The 20/80 Rule Of Forwarding The Action

“Imagination is more important than knowledge.
For knowledge is limited to all we now know and understand,
while imagination embraces the entire world, and all there ever will be to know and understand.”
– Albert Einstein

Businesses are addicted to explaining. We want to know why things are the way they are, we want to find out who made that mistake, we want to explain how the error was made and we want to explain why we could not keep our agreements, like being in time for a meeting.

Explaining is a function of the rational mind; the rational mind loves to solve!
And there is absolutely value in explaining; science has allowed humankind to grown enormously by explaining how the human body and the laws of nature work.

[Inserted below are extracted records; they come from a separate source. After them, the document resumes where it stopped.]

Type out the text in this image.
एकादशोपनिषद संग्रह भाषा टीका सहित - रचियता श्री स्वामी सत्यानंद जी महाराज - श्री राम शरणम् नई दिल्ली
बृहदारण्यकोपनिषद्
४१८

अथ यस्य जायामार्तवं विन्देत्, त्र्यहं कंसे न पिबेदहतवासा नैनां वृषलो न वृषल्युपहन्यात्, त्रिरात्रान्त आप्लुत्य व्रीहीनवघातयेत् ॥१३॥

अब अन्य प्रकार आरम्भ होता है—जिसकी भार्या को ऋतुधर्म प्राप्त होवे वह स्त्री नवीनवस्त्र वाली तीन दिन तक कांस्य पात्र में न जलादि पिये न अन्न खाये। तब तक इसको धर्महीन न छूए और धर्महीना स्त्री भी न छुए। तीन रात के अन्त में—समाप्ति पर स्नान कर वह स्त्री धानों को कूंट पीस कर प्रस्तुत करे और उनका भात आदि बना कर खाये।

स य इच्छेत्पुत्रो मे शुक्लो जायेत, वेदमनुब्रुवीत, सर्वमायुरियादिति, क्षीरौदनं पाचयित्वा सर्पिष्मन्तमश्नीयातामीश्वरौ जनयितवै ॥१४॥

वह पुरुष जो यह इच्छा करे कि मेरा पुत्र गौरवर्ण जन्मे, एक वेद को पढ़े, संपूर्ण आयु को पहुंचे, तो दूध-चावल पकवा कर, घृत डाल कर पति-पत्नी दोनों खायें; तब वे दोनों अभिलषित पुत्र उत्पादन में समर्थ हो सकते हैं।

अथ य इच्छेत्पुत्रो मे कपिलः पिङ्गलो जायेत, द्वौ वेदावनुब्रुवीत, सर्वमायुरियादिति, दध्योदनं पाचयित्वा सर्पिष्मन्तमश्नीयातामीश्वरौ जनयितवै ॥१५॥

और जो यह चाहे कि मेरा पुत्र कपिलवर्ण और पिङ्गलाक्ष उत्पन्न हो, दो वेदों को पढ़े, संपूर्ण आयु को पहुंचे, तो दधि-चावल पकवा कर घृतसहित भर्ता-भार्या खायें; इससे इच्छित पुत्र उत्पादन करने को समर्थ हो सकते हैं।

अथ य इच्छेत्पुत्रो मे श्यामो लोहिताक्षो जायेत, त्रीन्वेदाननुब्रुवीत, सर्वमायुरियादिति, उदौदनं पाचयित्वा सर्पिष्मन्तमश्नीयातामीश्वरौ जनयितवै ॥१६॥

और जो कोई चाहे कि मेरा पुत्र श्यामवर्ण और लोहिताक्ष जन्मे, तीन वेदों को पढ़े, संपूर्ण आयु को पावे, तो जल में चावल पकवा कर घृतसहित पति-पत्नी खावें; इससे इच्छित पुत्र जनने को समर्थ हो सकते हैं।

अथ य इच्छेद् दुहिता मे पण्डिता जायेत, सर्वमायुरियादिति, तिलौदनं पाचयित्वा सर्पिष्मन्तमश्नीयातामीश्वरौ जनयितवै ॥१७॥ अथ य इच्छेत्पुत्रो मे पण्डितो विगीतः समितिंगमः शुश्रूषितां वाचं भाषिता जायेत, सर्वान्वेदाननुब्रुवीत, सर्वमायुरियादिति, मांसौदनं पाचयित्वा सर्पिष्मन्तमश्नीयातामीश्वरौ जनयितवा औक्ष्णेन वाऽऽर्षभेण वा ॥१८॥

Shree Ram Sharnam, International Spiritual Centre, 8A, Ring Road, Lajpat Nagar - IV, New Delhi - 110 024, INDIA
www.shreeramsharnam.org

But we are over-explaining. It has become all we do, and so we’ve lost our connection to our biggest gift: our creativity.

I often sit in meetings where a 100% of the time is used to explain things, events and behavior of people. It’s all very reactive and certainly not creative.

Creativity means: how can we forward the action? How can we create something from this?

Knowing what we know, what can we do that moves things forward?
Knowing what went wrong, what can we do today that will prevent this from happening?

Every meeting in the world would get 100x more productive if 20% of the time were spent explaining and 80% being used to create, to solve, to move the action forward.

But this starts a war between the ears.

Explaining involves the rational mind; it’s the part most people (mostly experts) are very comfortable with using. Creativity is different. It’s looking at things differently. You risk being wrong. You risk people not agreeing with you. You risk sounding dumb, uninformed or ridiculous. And most people are not willing to do that. And so they play safe. They explain or rationalize without moving things forward.

Leaders have to be creative if they want to be any effective. They have to stop hiding behind their expert role. Leaders have to “forward the action” for everyone in the team and themselves.

Forwarding the action means, for example, taking something presented, or something said by another employee, and building on it to expand its usefulness or potency, or to make it clearer or more readily accessible.

Authentic dissent can also forward action. There is obviously a range to “forwarding the action”.

On the other end of the range, what is not forwarding the action, would be distracting conversations, or making others wrong, or refusing to allow the discussion or presentation to go on, or refusing to accept something for consideration.